The issue gets rather more blurred as this collection moves into the online space.

Data generated by the users themselves has until recently been very difficult to analyse and interpret. Under this label of “unstructured data” or textual information, would come all social media posts, including Twitter and Facebook, “recommends” and “likes”. To be able to usefully analyse these would be a massive advantage for any company.

This new category of textual information generated by people through emails, instant messaging, blogging and so on contains both structured and well-defined fields, together with more free-form information where context and inference are vital to a complete understanding of the information. It is sometimes called “hybrid data”.

A further category, and by far the largest, is audio, image and video data. This data has the loosest structural characteristics, is the most voluminous, and is the most difficult from which to extract meaningful conclusions and useful information.

Unstructured and hybrid data categories are at the heart of the current excitement around big data. Businesses, including Amazon, Google, eBay, Twitter and Facebook, are using this information in enormous volumes to understand consumer behaviour, and predict specific needs and overall trends.

So what is so important about hybrid data?

Kris McKenzie, head of customer relationship management (CRM) at SAP UK & Ireland, describes it as: “Information which comes in all forms, shapes and sizes. In each customer interaction, vast quantities of both structured and unstructured data is generated in a multitude of guises. This can be anything from text to numerical information, of which all requires analysis in order to develop valuable insight into customer preferences.”

He says: “The biggest sin businesses can make in this situation is wasting data. Companies are guilty of hoarding data, which they have no idea how to manipulate. This effectively results in money and valuable resources going down the drain, not to mention the fact that this makes your business vulnerable in the face of competitors who are optimising the information.”

So where does all this leave us, the consumers, to whom much of this data refers?

Some 2.7 zetabytes of data exists in the digital universe today. Predictions estimate that 35 zetabytes of data will be generated annually by 2020.  IDC estimates that by 2020 business transactions on the internet, including both business-to-business and business-to-consumer, will reach 450 billion per day.  Facebook alone stores, accesses and analyses 30+ petabytes of user-generated data. How do you make sense of it all? Is there a benefit to making sense of it?

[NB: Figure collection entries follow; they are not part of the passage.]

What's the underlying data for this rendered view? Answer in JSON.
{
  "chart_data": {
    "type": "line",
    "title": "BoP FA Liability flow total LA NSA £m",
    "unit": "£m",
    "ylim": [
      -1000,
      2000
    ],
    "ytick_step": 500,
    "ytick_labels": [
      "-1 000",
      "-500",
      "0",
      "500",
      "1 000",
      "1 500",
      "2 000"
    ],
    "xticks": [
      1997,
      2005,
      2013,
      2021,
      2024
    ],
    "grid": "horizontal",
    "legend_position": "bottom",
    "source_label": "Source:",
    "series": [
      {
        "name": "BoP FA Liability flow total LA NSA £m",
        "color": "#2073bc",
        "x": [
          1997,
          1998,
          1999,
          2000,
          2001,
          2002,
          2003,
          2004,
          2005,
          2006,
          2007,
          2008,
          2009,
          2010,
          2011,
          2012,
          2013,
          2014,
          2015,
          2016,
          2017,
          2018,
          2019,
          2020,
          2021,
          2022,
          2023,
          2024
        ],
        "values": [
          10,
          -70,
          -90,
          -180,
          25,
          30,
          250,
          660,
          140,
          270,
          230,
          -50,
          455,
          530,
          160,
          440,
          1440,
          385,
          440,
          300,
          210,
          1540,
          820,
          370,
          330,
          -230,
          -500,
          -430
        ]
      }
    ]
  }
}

Nick Whitehead, senior director of IT company Oracle, who is the author of a recent white paper on information management and big data explains: “What organisations are beginning to work up to is the capture and analysis of model data that has never been captured before. It is a natural extension on what has been happening previously. For example, shopping behaviour can be analysed now in specific locations; the social media stuff can be added and this mix of the old and the new can be very useful.”

Geolocation, which enables companies to know where customers are using their mobile smartphones, is another good example of where big data can be useful. “We can tell where customers are but, until recently, we couldn’t match that with what they had done previously or what it was they had been researching online that they wanted to buy,” says Mr Whitehead. “Using this information, companies can serve consumers better.”

Patrick Rohrbasser, chief executive of customer insight consultancy emnos, likens the current frenzy around big data to the mid-1990s when retailers launched loyalty cards without the IT capability to usefully analyse the millions of transactions a day that were generated.

“Then, as now, the challenge was analogous to attempting to drink from a fire hose without drowning,” he says. “Analysing big data requires special skills within an integrated team, understanding the retail challenges and then being able to isolate those data sources that can most cost-effectively be brought to bear on the problem. It requires retail knowledge, data management best practice, technology, analysis capability and transformational consultancy to ensure the whole business benefits.”